さらに関ヶ原合戦後の1603年(慶長8年)、江戸崎領は徳川譜代家臣である
内藤清成と青山忠成に与えられたが、この頃に木原城は廃されたと見られる。
現在の城跡は小高い森の中にある史跡で、三ノ丸や二ノ丸は畑となってしまっているが
それでも土塁や堀などの遺構が確認できるため、容易に城跡だと判別できる。
城内に進むにつれて低くなる構造を補うべく、こうした土塁や堀はかなり大掛かりで
木原城の防備が行き届いていた事を伺わせる。三ノ丸から二ノ丸、二ノ丸から本丸は
こうした遮蔽物に遮られ、様子を探るのはかなり困難だ。二ノ丸と本丸は土橋によって
接続されており(写真)、特にこの虎口は(木原城の築城年代から考えると)守りが堅い。

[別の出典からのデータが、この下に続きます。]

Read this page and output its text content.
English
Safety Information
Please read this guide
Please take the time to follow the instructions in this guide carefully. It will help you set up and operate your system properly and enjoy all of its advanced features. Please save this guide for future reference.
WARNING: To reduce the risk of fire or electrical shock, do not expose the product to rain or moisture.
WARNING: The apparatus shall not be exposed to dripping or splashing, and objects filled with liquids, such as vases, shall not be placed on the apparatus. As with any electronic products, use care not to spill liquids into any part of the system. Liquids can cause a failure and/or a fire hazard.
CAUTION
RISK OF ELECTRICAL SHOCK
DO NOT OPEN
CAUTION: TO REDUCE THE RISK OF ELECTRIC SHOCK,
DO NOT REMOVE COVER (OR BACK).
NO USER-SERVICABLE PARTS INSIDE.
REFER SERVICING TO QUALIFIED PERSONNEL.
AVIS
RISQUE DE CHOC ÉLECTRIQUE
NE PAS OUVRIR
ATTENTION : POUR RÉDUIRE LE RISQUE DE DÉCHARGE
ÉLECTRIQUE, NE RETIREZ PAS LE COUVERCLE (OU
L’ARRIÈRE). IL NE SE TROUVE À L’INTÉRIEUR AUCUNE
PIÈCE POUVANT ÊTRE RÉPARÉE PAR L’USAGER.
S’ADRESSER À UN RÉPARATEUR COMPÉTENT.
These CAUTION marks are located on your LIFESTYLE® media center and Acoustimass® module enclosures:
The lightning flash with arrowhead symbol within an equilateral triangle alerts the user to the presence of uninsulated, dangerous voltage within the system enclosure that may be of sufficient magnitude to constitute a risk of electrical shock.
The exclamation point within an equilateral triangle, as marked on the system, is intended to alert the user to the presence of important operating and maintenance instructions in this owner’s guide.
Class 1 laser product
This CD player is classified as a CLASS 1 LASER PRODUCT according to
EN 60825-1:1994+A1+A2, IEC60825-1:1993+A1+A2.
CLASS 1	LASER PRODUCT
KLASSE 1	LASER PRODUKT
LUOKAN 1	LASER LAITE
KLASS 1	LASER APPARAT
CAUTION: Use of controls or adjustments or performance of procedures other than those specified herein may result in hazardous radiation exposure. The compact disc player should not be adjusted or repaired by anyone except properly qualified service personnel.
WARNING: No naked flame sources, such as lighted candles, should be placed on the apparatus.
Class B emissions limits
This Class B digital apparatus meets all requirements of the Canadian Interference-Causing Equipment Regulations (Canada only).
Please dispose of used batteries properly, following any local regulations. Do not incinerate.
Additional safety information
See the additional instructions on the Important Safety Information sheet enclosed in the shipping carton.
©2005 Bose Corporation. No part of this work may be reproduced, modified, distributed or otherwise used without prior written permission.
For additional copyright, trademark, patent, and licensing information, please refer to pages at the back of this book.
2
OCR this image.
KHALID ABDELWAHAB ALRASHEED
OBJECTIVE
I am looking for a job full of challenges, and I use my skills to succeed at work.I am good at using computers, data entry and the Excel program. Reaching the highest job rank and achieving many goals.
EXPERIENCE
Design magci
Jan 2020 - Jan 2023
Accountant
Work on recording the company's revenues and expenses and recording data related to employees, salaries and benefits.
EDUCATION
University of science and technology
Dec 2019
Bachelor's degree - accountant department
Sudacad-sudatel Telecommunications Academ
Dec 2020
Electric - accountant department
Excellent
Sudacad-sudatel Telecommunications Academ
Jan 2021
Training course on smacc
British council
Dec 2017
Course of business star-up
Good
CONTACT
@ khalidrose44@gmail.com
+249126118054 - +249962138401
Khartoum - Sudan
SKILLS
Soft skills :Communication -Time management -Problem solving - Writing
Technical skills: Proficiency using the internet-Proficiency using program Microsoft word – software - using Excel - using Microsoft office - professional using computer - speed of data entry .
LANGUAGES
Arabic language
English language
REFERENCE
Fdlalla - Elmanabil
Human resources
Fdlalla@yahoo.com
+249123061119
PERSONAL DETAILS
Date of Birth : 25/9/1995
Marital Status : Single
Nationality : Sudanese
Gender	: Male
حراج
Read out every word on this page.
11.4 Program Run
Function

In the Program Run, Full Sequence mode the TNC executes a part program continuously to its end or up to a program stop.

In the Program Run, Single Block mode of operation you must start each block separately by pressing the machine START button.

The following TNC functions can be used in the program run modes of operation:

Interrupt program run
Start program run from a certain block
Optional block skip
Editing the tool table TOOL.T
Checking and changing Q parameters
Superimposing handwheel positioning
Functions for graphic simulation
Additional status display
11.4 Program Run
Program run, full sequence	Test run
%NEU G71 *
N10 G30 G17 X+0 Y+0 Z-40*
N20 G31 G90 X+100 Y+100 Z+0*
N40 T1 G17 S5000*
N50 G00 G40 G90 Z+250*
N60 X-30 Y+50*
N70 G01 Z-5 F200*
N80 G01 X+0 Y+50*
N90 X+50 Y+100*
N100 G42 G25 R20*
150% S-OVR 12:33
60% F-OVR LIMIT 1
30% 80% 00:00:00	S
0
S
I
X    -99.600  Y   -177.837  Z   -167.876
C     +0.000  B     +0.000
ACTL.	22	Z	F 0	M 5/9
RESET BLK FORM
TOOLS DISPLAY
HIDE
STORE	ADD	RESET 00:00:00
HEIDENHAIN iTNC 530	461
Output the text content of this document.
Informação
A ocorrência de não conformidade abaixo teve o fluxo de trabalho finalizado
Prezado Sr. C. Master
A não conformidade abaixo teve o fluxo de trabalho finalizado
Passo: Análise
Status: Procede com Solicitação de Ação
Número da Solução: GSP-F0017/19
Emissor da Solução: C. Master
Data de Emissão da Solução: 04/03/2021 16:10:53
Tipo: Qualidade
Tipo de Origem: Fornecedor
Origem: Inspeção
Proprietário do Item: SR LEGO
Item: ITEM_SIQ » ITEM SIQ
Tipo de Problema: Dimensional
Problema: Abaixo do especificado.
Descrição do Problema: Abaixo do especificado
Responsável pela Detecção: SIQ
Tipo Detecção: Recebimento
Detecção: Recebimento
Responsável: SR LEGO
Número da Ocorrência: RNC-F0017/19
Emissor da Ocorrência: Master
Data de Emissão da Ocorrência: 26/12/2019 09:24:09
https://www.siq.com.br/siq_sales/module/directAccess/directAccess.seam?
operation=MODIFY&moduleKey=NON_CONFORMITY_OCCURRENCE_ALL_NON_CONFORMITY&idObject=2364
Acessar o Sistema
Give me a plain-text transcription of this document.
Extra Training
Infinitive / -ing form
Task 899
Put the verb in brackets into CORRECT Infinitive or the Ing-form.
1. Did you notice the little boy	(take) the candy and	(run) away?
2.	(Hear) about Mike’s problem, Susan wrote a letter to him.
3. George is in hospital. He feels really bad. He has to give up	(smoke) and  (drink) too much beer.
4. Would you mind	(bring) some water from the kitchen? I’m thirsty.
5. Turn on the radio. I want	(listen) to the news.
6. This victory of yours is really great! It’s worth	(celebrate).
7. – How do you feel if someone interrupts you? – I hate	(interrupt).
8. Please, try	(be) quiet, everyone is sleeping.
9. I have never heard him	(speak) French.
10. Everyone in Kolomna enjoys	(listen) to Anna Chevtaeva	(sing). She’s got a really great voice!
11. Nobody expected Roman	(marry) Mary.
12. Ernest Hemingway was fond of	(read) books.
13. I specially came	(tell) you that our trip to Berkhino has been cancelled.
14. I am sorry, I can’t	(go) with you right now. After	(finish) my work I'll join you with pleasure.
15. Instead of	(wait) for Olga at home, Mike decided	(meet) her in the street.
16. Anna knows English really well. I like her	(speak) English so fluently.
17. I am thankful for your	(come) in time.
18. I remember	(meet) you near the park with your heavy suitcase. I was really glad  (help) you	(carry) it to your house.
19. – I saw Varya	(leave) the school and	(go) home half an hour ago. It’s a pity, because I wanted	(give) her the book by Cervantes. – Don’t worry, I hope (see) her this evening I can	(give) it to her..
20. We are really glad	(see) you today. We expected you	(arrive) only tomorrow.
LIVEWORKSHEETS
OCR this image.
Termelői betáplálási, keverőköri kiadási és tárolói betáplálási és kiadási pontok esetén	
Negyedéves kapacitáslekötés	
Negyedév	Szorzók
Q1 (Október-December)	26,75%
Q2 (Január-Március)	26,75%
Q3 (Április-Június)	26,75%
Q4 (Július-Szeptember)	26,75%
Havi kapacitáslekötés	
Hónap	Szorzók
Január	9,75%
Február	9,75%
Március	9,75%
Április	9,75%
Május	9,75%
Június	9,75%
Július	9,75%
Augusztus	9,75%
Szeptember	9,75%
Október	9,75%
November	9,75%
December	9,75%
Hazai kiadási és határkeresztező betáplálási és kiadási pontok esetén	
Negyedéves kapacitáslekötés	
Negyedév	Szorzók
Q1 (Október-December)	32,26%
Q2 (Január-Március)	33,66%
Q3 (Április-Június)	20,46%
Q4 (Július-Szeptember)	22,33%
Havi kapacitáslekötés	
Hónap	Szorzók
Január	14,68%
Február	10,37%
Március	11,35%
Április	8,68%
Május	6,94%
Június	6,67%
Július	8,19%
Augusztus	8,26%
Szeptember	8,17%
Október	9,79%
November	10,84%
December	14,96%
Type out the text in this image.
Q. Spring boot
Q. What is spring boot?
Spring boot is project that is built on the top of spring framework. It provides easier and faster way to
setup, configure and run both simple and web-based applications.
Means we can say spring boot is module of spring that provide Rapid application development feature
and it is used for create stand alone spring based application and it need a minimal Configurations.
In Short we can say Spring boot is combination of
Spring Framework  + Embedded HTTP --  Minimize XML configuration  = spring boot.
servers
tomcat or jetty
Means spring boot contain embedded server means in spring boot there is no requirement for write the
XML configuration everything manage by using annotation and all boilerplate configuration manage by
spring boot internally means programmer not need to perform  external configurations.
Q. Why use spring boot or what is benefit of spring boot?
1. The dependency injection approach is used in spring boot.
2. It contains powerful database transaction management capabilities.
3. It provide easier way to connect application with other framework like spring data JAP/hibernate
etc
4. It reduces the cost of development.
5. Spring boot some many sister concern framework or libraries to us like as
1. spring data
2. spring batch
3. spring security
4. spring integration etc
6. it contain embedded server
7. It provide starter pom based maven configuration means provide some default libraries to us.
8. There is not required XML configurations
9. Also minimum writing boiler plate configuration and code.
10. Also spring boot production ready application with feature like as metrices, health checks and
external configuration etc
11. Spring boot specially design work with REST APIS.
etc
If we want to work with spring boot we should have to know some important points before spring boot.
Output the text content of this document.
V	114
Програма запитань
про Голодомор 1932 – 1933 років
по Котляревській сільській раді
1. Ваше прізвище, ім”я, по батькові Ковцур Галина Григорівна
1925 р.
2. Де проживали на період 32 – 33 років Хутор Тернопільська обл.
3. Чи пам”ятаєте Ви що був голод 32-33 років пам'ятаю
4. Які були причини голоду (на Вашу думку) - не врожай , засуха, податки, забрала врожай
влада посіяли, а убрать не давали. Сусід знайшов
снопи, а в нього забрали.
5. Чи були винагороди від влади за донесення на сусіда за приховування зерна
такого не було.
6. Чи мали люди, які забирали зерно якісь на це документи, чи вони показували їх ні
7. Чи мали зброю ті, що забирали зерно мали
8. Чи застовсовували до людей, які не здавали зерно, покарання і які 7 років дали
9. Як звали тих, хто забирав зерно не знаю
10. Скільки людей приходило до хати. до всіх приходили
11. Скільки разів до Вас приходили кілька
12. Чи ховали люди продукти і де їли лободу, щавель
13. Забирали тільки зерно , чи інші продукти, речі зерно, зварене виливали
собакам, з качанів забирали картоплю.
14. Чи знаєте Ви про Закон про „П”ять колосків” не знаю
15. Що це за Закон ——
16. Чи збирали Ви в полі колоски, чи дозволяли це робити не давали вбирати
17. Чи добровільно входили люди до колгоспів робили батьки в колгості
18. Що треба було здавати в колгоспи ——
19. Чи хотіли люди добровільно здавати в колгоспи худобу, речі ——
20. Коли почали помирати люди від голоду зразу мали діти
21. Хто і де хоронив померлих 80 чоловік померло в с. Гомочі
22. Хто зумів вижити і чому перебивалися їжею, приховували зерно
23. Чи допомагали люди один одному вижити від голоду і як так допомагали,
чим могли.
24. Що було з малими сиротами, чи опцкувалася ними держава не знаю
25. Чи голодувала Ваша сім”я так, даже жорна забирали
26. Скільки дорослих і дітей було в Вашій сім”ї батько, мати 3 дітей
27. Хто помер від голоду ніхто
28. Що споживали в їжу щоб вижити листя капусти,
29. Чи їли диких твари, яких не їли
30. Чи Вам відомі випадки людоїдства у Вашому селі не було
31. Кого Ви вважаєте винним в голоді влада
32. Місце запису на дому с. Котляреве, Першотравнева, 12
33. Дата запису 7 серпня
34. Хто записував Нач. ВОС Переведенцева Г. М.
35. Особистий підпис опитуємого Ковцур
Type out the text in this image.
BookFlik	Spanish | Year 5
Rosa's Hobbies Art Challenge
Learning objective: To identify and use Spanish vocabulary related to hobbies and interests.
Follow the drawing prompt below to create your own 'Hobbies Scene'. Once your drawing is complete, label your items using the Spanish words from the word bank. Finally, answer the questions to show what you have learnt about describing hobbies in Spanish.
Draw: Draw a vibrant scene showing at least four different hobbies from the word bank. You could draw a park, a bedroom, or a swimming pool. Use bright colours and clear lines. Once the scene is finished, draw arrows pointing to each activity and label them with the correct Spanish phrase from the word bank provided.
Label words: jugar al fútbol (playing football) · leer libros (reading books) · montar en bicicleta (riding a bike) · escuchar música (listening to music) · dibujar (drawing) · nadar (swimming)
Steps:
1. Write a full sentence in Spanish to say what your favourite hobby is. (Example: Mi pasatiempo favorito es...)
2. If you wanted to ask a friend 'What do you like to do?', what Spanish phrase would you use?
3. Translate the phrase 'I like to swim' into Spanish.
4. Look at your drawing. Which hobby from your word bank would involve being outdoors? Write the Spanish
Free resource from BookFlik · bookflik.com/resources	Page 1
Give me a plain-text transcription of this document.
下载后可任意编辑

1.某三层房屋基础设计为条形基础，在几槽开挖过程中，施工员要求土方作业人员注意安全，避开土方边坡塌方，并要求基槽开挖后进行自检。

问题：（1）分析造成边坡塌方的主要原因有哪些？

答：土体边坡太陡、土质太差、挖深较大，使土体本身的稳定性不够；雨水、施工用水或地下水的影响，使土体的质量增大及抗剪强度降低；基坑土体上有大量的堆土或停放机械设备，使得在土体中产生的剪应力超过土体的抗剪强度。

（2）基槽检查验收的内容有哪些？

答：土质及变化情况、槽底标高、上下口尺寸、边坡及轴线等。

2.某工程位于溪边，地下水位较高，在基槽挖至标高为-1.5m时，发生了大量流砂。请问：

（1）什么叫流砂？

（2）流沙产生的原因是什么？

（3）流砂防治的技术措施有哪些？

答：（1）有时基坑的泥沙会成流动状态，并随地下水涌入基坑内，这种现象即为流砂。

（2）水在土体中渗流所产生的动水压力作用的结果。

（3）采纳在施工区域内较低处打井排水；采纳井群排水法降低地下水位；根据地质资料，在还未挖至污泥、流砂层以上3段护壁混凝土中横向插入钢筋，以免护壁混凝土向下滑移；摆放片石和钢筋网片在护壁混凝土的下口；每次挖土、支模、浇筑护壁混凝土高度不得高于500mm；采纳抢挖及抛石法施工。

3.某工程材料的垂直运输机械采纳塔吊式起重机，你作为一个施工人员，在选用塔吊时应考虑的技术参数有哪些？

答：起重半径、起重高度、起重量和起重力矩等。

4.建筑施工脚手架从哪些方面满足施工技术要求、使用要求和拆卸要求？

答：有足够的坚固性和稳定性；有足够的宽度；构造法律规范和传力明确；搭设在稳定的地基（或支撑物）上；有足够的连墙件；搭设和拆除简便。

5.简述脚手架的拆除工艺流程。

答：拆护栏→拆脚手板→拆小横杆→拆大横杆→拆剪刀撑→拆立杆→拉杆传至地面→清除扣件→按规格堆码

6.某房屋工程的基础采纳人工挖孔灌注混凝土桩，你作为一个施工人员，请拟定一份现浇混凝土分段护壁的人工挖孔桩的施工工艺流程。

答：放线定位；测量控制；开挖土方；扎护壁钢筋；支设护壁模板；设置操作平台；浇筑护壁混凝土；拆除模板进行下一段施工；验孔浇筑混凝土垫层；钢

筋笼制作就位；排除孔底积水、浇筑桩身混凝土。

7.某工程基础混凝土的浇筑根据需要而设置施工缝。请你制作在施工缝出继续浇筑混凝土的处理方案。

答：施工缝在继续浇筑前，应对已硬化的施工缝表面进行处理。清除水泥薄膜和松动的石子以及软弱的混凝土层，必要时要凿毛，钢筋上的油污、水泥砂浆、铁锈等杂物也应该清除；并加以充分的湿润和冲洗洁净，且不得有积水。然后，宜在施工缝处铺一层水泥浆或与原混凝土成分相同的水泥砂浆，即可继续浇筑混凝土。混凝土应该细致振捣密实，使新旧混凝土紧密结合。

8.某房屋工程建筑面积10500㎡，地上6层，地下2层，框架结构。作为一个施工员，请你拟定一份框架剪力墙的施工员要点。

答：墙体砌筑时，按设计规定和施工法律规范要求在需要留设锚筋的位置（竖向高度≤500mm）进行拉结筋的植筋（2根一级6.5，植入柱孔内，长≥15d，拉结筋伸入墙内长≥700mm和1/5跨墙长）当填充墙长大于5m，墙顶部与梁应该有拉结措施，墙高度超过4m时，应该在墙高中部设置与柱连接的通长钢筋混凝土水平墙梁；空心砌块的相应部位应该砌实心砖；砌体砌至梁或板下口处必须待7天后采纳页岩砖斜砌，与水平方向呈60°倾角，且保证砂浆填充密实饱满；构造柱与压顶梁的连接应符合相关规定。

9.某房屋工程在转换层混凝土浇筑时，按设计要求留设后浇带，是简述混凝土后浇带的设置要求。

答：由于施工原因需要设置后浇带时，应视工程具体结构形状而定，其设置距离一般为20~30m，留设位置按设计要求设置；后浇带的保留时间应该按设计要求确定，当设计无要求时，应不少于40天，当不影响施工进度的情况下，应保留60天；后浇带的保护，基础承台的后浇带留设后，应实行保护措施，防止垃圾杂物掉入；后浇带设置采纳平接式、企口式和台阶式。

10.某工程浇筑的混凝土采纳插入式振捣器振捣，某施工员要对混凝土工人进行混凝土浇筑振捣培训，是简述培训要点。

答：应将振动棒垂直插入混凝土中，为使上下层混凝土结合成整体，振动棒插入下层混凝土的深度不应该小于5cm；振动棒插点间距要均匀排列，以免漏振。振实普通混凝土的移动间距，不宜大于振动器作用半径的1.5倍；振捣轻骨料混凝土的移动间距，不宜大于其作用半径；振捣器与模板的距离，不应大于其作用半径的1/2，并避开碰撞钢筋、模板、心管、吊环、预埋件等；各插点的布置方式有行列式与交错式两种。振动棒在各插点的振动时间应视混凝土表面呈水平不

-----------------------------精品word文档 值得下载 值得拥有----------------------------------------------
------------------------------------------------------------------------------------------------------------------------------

写真を見てもらえばわかるように、深い堀で分断された二つの曲輪は
土橋を渡らねば進む事ができず、しかも橋のすぐ目の前にはかなり高い土塁が築かれ
本丸内部の状態を確認する事が不可能である。無論、渡橋後には食い違い虎口が控える。
本丸の中は現在、児童公園になっていて遊具などが置かれている。
その脇にはかなり大きな展望台が建てられており、霞ヶ浦を望むことができる。
さらにこの本丸を発掘したところ、深土層からは縄文時代のV字型環濠集落痕が検出された。
これにより、木原城の敷地が戦国時代のみならず、古代から
人々の生活場所となっていた事が確認された。漁場となる霞ヶ浦の目の前にある
高台なので、古代の生活においてはうってつけの場所だったであろう。
加えて、鎌倉時代の鉄観音像や15世紀頃の生活土器なども発見されているため、
この場所が縄文時代以来、江戸時代に至るまで継続して人々に
使用され続けたという事実が検証できよう。歴史の深さを知らされる城跡でござる。